The facility is now a symbol of the compound’s dual nature: a site of mineral production run on the backs of a captive workforce. Operating at roughly sixty percent of its designed throughput due to a combination of parts embargoes, maintenance backlogs, and an unskilled labor force, Processing Four grinds not only ore but also the people sent into it, their exhaustion and desperation woven into its dusty air.
Description
Processing Four occupies a sprawling excavated volume of some 85,000 cubic metres, divided into seven main chambers connected by service shafts and two primary access tunnels. Chamber 1 houses a towering three-story jaw crusher that dominates the bay with its rhythmic, bone-shaking thud and the shriek of jammed loads. The separation galleries beyond it form a maze of conveyor belts and separator coils, where walkways are single-file, guardrails are missing, and a constant drizzle of ore dust coats every surface. Chamber 5 holds the smelting module, an insulated cavern where a single operational induction furnace pushes ambient temperatures past 45°C, its waves of heat distorting the air and its control panel studded with dead status lights. The lower-level tailings and waste handling chambers are poorly lit, slick with hydraulic fluid and water-ice slurry, and carry the faint ammonia tang of struggling life support.
The atmosphere throughout is oppressively sepia, washed by low-pressure sodium fixtures that turn machinery into indistinct, rust-coloured masses. Ore dust hangs in permanent suspension, a fine particulate fog that coats skin, grits between teeth, and gives the air a metallic taste. The noise is a layered assault—the crusher’s subsonic impact, the clatter of rock on conveyor belts, the hiss of compressed air, the crack of failing bearings. Even the silence between shifts feels heavy, filled with the low hum of the waste ejector compressor and the distant drip of condensation.
Society
Processing Four falls under the authority of the Phocaea Compound’s Chief of Security and Processing, a Meridian Horizons appointee whose day-to-day supervision is delegated to shift supervisors and a complement of guards from the corporate Asset Protection Unit. These guards, armoured and armed with shock-batons and sonic disruptors, maintain a visible presence at key junctions and the furnace deck, though their numbers thin during night cycles.
The labor force is composed overwhelmingly of detainees—captured independent miners, fugitive operators, and political prisoners reclassified as mandated work details under emergency labor provisions. They are marched in three shifts from the main detention blocks, their numbers eroded by transfers, accidents, and neglect-related deaths. An informal hierarchy has emerged among them, with a few experienced former miners earning marginally better treatment by keeping the decrepit machinery running. These de facto shift bosses are often resented as collaborators.
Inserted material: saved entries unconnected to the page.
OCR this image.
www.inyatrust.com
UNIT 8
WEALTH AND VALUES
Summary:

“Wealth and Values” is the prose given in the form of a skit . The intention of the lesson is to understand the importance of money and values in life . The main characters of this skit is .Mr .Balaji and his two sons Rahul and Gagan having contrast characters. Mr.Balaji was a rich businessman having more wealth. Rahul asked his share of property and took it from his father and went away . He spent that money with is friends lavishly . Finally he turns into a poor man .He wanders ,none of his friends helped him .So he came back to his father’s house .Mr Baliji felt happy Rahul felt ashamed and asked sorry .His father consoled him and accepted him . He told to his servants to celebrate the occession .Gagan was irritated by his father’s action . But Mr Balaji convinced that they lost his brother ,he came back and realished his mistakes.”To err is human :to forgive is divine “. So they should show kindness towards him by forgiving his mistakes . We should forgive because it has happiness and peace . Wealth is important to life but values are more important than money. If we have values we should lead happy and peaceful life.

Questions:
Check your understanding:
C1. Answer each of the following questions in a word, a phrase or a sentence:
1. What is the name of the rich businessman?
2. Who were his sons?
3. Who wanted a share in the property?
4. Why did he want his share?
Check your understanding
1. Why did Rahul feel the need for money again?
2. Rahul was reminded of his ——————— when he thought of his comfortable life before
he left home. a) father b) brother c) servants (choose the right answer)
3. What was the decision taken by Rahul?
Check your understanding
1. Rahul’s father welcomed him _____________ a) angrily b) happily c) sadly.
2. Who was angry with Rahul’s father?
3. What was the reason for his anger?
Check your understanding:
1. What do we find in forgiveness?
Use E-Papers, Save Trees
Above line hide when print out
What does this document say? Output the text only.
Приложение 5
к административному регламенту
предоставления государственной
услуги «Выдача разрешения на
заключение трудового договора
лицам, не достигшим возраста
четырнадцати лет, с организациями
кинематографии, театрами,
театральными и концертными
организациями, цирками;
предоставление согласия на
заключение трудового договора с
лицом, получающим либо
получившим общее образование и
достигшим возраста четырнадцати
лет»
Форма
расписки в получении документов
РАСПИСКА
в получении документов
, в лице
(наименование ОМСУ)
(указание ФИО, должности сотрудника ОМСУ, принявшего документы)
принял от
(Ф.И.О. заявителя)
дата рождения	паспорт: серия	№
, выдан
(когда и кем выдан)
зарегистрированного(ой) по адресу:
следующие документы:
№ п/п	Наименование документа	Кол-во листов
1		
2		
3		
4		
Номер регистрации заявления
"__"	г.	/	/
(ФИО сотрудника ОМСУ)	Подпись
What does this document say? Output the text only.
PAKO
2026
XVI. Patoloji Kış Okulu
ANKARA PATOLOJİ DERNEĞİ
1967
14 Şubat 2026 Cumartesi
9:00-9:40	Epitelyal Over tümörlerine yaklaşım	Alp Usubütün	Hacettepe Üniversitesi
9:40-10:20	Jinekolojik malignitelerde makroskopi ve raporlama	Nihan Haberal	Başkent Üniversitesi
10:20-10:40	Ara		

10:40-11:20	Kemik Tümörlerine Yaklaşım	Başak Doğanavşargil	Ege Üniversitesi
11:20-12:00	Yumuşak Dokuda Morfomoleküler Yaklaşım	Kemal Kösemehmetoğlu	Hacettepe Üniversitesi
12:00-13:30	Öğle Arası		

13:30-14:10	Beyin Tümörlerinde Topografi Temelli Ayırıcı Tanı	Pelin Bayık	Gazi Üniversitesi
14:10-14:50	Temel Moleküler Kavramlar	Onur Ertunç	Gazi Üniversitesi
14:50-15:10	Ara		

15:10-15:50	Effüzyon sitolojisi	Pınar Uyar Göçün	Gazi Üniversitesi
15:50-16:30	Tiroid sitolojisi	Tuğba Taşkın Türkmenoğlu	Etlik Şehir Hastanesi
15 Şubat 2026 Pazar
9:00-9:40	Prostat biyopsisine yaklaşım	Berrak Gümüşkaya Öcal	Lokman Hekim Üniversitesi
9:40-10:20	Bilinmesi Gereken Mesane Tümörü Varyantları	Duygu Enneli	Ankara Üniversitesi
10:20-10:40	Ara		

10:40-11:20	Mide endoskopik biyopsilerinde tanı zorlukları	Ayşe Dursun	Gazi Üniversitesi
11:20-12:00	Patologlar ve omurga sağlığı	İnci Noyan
The guards treat the detainees with casual brutality, and beatings are frequent in the unwatched tailings chambers. Medical attention is rare, and bodies are sometimes quietly removed, leaving an unofficial death rate that remains systemically obscured.
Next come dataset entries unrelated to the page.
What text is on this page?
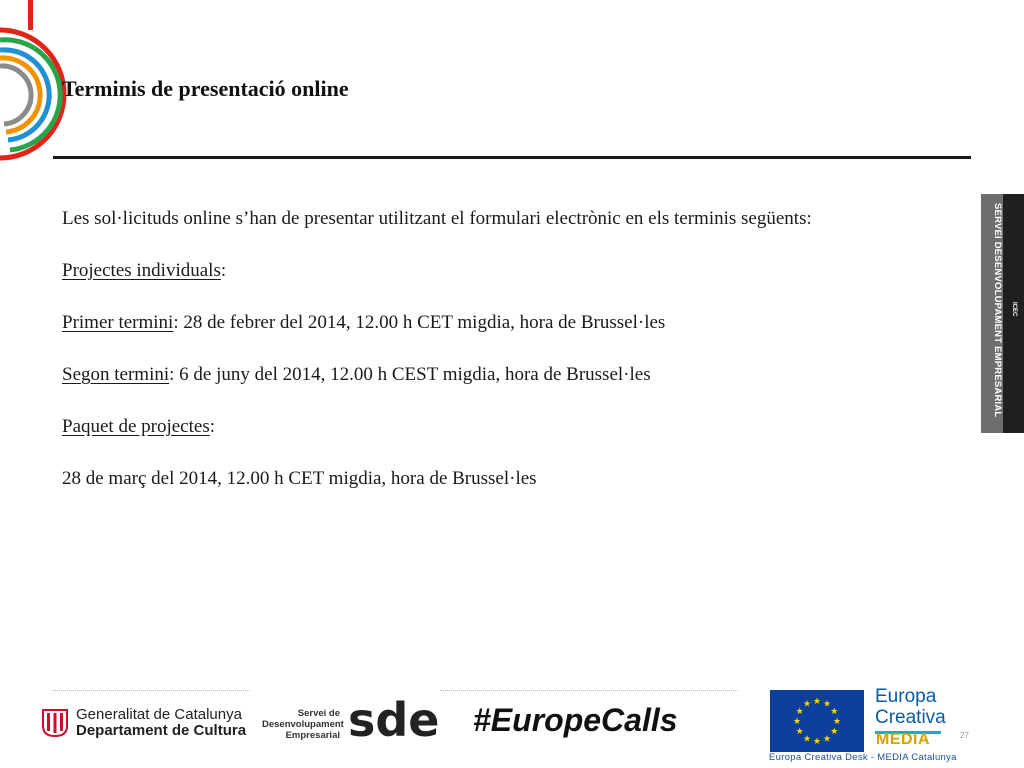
Terminis de presentació online

Les sol·licituds online s’han de presentar utilitzant el formulari electrònic en els terminis següents:

Projectes individuals:

Primer termini: 28 de febrer del 2014, 12.00 h CET migdia, hora de Brussel·les

Segon termini: 6 de juny del 2014, 12.00 h CEST migdia, hora de Brussel·les

Paquet de projectes:

28 de març del 2014, 12.00 h CET migdia, hora de Brussel·les

SERVEI DESENVOLUPAMENT EMPRESARIAL ICEC
Generalitat de Catalunya
Departament de Cultura
Servei de
Desenvolupament
Empresarial sde #EuropeCalls	★ ★
★
★
★
★
★
★
★
★
★
★	Europa
Creativa
MEDIA	27
Europa Creativa Desk - MEDIA Catalunya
Despite the lack of formal organisation, the workforce harbours a simmering fury that manifests in small acts of sabotage—a deliberately jammed conveyor, a miscalibrated sensor—that buy moments of rest and whisper of deeper unrest.
Notable Features
The facility’s decay is as defining as its function. The jaw crusher’s hydraulic fluid streaks its housing in glistening lines, and its nameplate has been defaced with the word “CARRION.” Chamber 2’s air scrubbers remain partially bypassed after a filter blowout years ago, leaving the dust permanently thick. The smelting module’s single working furnace is a known hazard; its operator sits within arm’s reach of an emergency dump lever that could prove fatal if the lining fails, while an unused overhead crane looms overhead, its cable slack.
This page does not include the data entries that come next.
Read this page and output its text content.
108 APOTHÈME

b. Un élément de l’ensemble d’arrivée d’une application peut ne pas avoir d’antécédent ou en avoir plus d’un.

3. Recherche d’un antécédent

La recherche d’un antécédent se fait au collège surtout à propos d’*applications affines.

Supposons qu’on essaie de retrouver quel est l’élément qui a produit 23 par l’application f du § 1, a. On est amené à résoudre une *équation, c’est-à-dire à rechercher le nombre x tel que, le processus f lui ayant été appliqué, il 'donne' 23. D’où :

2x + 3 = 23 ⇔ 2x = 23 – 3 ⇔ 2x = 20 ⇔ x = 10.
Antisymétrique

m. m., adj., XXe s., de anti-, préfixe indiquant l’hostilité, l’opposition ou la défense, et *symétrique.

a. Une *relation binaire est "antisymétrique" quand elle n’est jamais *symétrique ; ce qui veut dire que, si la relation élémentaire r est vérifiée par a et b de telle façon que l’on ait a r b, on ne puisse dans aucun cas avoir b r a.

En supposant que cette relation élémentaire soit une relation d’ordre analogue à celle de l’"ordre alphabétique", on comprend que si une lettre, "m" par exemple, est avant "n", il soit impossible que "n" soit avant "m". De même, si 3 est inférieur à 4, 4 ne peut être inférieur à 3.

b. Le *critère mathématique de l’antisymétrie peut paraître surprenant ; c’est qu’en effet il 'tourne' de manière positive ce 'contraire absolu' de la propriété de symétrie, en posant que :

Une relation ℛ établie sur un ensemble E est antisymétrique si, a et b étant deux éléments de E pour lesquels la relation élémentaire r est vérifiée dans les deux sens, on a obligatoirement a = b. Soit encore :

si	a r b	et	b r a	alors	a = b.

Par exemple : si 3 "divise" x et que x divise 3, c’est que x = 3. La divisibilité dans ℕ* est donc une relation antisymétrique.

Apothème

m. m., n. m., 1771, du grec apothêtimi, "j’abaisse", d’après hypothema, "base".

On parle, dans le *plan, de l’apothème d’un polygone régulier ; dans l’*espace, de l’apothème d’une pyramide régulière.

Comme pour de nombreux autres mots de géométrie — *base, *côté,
One of the most striking vulnerabilities is at the Blue-9 access junction, where the guard booth was reinforced after a riot at the compound’s Processing Three, yet the secondary hatch—an older manual crank-lock—remains unarmoured and rimed with frost. Maintenance logs also note a faulty proximity sensor in the tailings compactor, unrepaired for eighteen months and responsible for several crush injuries. These features, along with the pervasive jury-rigged repairs, flickering lights, and missing deck bolts, paint a picture of a machine that is not merely aging but actively consuming those who work within it.